The officer did not have to search for an answer. “Obviously you do not understand our laws here,” he retorted. “Plenty of cattle are missing in our country, and we blame you people from Canada . . . If I carried out my orders to the letter of the law, I would take everything you have, not just your horses, but your guns, your lodges, and your clothes, until you would have nothing left.”

“But we have little or nothing now,” Big Bear objected.

“You are thieves from another land,” the officer shouted, “and you should be shot like dogs! If you had behaved yourselves in the first place you would have been treated well and this wouldn't have happened. You will not get your horses back.”

Here at least was a point on which Big Bear and the Canadian government might have agreed: The Great Father was armed and ornery.
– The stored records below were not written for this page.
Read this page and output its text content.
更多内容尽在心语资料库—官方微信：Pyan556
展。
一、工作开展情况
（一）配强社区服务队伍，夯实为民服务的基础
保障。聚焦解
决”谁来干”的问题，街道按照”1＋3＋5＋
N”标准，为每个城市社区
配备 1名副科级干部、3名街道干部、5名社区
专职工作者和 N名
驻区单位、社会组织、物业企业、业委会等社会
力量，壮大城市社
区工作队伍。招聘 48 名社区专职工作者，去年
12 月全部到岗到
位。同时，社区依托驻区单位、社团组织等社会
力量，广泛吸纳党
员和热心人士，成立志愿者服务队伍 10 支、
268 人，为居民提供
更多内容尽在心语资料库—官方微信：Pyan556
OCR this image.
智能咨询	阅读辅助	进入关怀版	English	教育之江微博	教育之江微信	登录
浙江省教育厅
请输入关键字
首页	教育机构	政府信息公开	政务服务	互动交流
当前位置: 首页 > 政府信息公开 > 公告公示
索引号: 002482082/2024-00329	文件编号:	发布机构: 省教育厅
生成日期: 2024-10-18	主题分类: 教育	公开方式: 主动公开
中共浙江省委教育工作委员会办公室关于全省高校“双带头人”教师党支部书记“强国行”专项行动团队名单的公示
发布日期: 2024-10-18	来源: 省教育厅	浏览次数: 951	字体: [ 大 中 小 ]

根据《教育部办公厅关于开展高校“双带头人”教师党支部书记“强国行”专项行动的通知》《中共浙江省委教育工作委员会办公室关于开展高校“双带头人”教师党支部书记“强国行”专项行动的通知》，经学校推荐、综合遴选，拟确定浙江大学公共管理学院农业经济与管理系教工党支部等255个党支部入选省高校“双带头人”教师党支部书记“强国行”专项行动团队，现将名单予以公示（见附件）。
North of the border, the milk of human kindness was drying up as well, not that it had ever been very abundant. Faced with a choice between the barren teat of the Great Mother and the armed embrace of the United States, the Lakota refugees had been brought to the breaking point. As the months of exile crept by with no action, it had become apparent that the Macdonald government meant exactly what it had said and that Canada was prepared to stand by and watch the refugees starve to death. This conclusion was reinforced, in the summer of 1880, when Inspector Walsh was suddenly taken off the case—“Sitting Bull's Boss” no more—and a hard-line officer was sent in as his replacement. (Walsh had drawn the ire of his superiors by trying to be the hero, getting chummy with Sitting Bull, and generally playing both ends against the middle.)